Вставала она до света, а ложилась, когда в доме все затихало. И никто не знал, хорошо ей или плохо. Никто по утрам не справлялся о ее здоровье, не благодарил вечером за дневные труды. Ираида Ильинична целиком была поглощена собой и школой, а Оле это не приходило в голову. Молодость эгоистична.

Сестру Мария Ильинична боготворила, верила в ее непогрешимость слепо, не рассуждая, несмотря на все синяки и шишки, достававшиеся ей ни за что ни про что, и частенько ссорилась с племянницей, которая не хотела признавать тирании матери и по-своему бунтовала.

После смерти отца в доме что-то неуловимо изменилось для Оли.

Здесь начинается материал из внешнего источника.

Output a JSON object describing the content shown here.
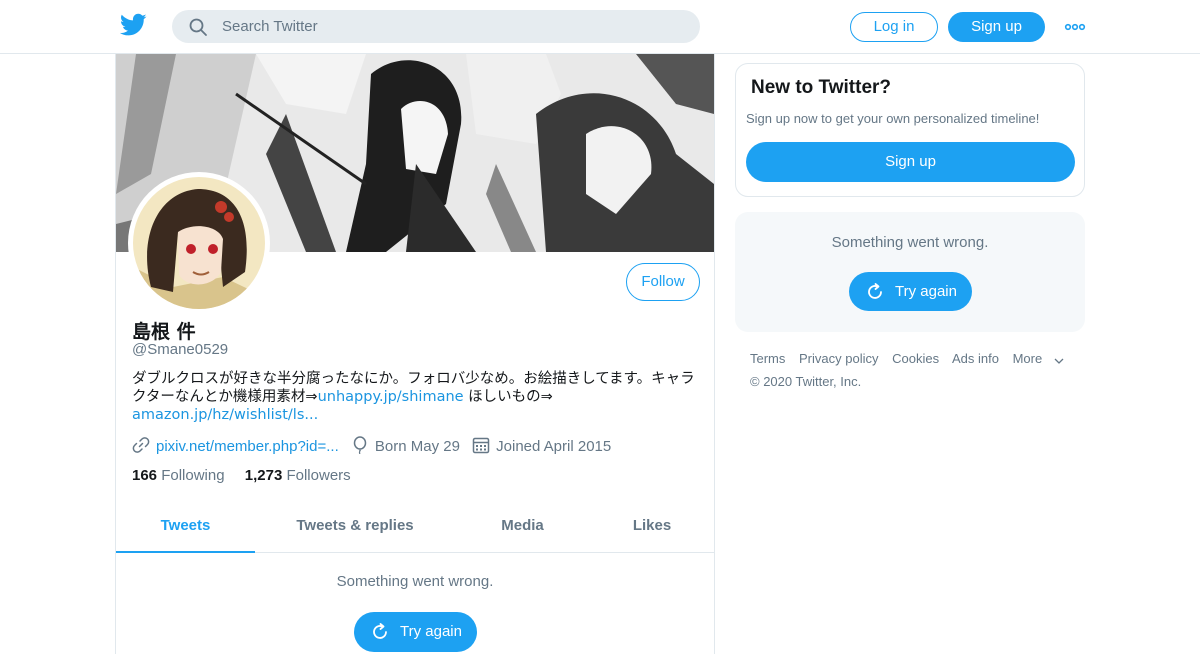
{
  "header": {
    "search_placeholder": "Search Twitter",
    "login_label": "Log in",
    "signup_label": "Sign up",
    "brand_color": "#1da1f2"
  },
  "profile": {
    "name": "島根 件",
    "handle": "@Smane0529",
    "bio_text": "ダブルクロスが好きな半分腐ったなにか。フォロバ少なめ。お絵描きしてます。キャラクターなんとか機様用素材⇒",
    "bio_link1": "unhappy.jp/shimane",
    "bio_mid": " ほしいもの⇒",
    "bio_link2": "amazon.jp/hz/wishlist/ls...",
    "website": "pixiv.net/member.php?id=...",
    "birthday": "Born May 29",
    "joined": "Joined April 2015",
    "following_count": "166",
    "following_label": "Following",
    "followers_count": "1,273",
    "followers_label": "Followers",
    "follow_label": "Follow"
  },
  "tabs": [
    {
      "label": "Tweets",
      "active": true
    },
    {
      "label": "Tweets & replies",
      "active": false
    },
    {
      "label": "Media",
      "active": false
    },
    {
      "label": "Likes",
      "active": false
    }
  ],
  "timeline": {
    "error_message": "Something went wrong.",
    "retry_label": "Try again"
  },
  "sidebar": {
    "new_title": "New to Twitter?",
    "new_subtitle": "Sign up now to get your own personalized timeline!",
    "signup_label": "Sign up",
    "error_message": "Something went wrong.",
    "retry_label": "Try again"
  },
  "footer": {
    "links": [
      "Terms",
      "Privacy policy",
      "Cookies",
      "Ads info",
      "More"
    ],
    "copyright": "© 2020 Twitter, Inc."
  }
}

Все так же пропадала на работе мать. Хлопотала на кухне тетка. На рассвете в Олину кроватку заглядывало солнце. На подоконнике зеленели неуклюжие кактусы. Тетка начинала орудовать пылесосом, шумно возя щеткой по полу и задевая мебель.

Проснувшаяся Оля лежала тихо, жмурилась от солнечных зайчиков, бегающих по стене, и слушала, как тонко позванивали струны отцовской гитары, висевшей у ее изголовья.

Жизнь продолжалась.

И все же мир, окружающий девочку, необъяснимо потускнел, потерял какие-то очень важные краски.

Не было теперь занимательных историй и сказок, которые отец рассказывал ей каждый вечер, не было его постоянных выдумок и затей: некому стало мастерить для нее елочные игрушки из бумаги, ваты и яичных скорлупок, клеить фигурки для картонного кукольного театра и разные другие не менее интересные вещи.

Впрочем, не в этом главной. Все, с чем имел дело Иван Петрович Макунин, к чему прикасался, о чем говорил, тотчас же освещалось удивительно теплым, добрым светом, причем без особых усилий с его стороны.